Сабуров раздумывал: в сущности, кто такой этот Уве Клауберг? Ну, был в эсэсовцах. Так и он, Сабуров, был когда-то в эсэсовцах. Многие в те довоенные годы шли в СС лишь потому, что пребывание в их рядах приносило с собой уйму материальных и общественных выгод. Кто из простых людей Германии знал в середине двадцатых годов, и даже в начале тридцатых, что отрядики «для охраны национал-социалистских ораторов», гитлеровские формирования черномундирников, превратятся позже в ударный, бесчеловечный оплот фашизма. Эсэсовец – это еще не гестаповец, говорил себе когда-то Сабуров и все же посчитал необходимым сбросить с себя эсэсовский мундир, как только Гитлер начал войну в Европе: уж слишком страшны были деяния подразделений СС.
Многое припомнилось Сабурову за долгие часы стояния возле вагонного окна поезда, увозившего его из Италии на север Европы. Если отец Клауберга, старый конюх с больным от пива сердцем, лупил своего Уве солдатским ремнем за намерение стать офицером СС, то отец Петра Сабурова, монархист, ревнитель памяти государя-императора Николая II и верноподданный местоблюстителя российского престола Кирилла Владимировича, подталкивал сына: иди, иди, против большевиков все средства хороши.
Вместе с Клаубергом они, семнадцатилетние, охраняли на митингах гитлеровских бонз, по приказу высшего начальства занимались оба организацией и военным обучением детей русских эмигрантов; к началу войны из этих парней, у которых русский язык путался с немецким, составилось целое формирование, вошедшее впоследствии в «Русскую освободительную армию», вокруг которой закружились было всякие князья, бароны, генералы, полковники царской России.

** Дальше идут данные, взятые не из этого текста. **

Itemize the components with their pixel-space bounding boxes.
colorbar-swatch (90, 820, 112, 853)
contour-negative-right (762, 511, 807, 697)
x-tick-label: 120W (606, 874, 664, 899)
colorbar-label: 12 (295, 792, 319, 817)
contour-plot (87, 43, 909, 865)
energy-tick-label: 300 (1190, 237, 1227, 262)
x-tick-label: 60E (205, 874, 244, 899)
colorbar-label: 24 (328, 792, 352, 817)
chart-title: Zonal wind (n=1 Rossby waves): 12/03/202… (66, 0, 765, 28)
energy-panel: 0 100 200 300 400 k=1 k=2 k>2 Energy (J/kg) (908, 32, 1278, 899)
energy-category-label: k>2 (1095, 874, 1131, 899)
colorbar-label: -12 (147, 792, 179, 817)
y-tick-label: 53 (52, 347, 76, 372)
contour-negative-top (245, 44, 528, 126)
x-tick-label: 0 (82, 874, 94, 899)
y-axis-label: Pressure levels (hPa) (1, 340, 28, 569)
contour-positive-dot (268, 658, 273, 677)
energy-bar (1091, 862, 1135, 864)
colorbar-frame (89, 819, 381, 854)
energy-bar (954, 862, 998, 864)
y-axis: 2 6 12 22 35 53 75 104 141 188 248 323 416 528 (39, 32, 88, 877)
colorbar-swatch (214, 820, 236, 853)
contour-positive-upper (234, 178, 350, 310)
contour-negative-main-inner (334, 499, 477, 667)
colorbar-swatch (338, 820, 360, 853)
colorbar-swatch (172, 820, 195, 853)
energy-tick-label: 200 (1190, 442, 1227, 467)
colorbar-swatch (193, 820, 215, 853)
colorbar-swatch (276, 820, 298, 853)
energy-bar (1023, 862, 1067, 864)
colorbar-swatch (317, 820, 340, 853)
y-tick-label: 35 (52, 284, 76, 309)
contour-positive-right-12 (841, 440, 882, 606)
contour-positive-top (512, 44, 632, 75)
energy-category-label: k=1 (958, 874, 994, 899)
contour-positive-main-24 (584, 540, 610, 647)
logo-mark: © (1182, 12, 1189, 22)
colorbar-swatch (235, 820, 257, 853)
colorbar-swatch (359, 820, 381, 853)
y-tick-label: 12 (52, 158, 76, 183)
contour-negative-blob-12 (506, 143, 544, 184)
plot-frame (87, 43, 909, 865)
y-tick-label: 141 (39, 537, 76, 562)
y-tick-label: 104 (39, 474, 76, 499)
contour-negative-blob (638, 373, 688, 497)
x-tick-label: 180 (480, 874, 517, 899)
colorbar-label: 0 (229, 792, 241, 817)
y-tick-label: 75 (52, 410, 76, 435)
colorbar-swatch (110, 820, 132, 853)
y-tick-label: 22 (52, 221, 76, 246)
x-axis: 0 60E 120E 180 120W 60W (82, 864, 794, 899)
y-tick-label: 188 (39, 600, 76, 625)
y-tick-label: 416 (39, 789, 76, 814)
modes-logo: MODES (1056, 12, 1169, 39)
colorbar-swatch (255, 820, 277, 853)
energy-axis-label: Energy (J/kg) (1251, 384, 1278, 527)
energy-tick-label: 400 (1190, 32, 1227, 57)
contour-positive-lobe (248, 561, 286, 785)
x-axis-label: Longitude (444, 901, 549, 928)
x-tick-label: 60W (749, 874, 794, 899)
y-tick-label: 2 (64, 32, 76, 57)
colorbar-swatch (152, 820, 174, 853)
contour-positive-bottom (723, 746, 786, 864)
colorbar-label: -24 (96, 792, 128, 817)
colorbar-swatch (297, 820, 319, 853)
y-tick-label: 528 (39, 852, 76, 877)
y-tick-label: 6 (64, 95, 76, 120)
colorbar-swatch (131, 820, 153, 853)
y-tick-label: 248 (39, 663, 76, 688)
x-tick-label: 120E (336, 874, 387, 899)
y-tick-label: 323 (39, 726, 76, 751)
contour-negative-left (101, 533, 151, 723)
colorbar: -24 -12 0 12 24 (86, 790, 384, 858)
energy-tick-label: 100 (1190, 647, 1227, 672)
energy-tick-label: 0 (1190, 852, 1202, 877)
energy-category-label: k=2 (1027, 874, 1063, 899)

Словом, черный мундир с молниями в петлицах долгое время нисколько не стеснял Петра Сабурова, как тем более он не стеснял, конечно, и Уве Клауберга. Война по-разному изменила их отношение к этому мундиру. Клауберг еще больше им возгордился, а он, Сабуров, не выстоял перед тем, что называется общественным мнением. В эмигрантских кругах пошли горячие споры о том, как относиться к немцам, напавшим на Россию, и в той обстановке русскому человеку ходить в эсэсовцах было по меньшей мере не совсем ловко. Сабуров вышел из СС, но судьба его уже прочно была связана с немцами, и в частности с Уве Клаубергом. В группу, осуществлявшую «операцию Линц», первым взяли Клауберга. Еще в сороковом году. Вот тогда-то он впервые и побывал в Италии. А позже, когда гитлеровцы пошли на Восток, на Россию, в «операции», покинув ведомство Розенберга, стал участвовать ион, Сабуров. В составе эйнзацштаба они прошли с зондеркомандами доктора Ганса Поссе всю Польшу, тщательно обшаривая ее панские поместья, полные драгоценных произведений искусств, прошагали всю Прибалтику, с чудесными городами Вильнюсом, Каунасом, Ригой, Таллином, весь Северо-Западный край оккупированной России и почти два года просидели под Ленинградом в ожидании вступления немецких войск в Ленинград. Если с кем и приходилось схватываться чуть ли не в рукопашную, то с такими же, поистине вездесущими зондеркомандами хорошо знакомого Сабурову рейхслейтера Розенберга, состав которых рядился не в черную, а в коричневую форму, с командой господина Риббентропа, во главе которой стоял штурмбанфюрер СС барон фон Кюнсберг, с отрядом рейхсмаршала Геринга, возглавлявшимся статс-секретарем Каем Мюльманом. Но то были сражения особого рода, рукопашные тут были символическими, а делалось все очень просто: кто кого опередит, кто кого обманет, кто у кого вырвет из лап.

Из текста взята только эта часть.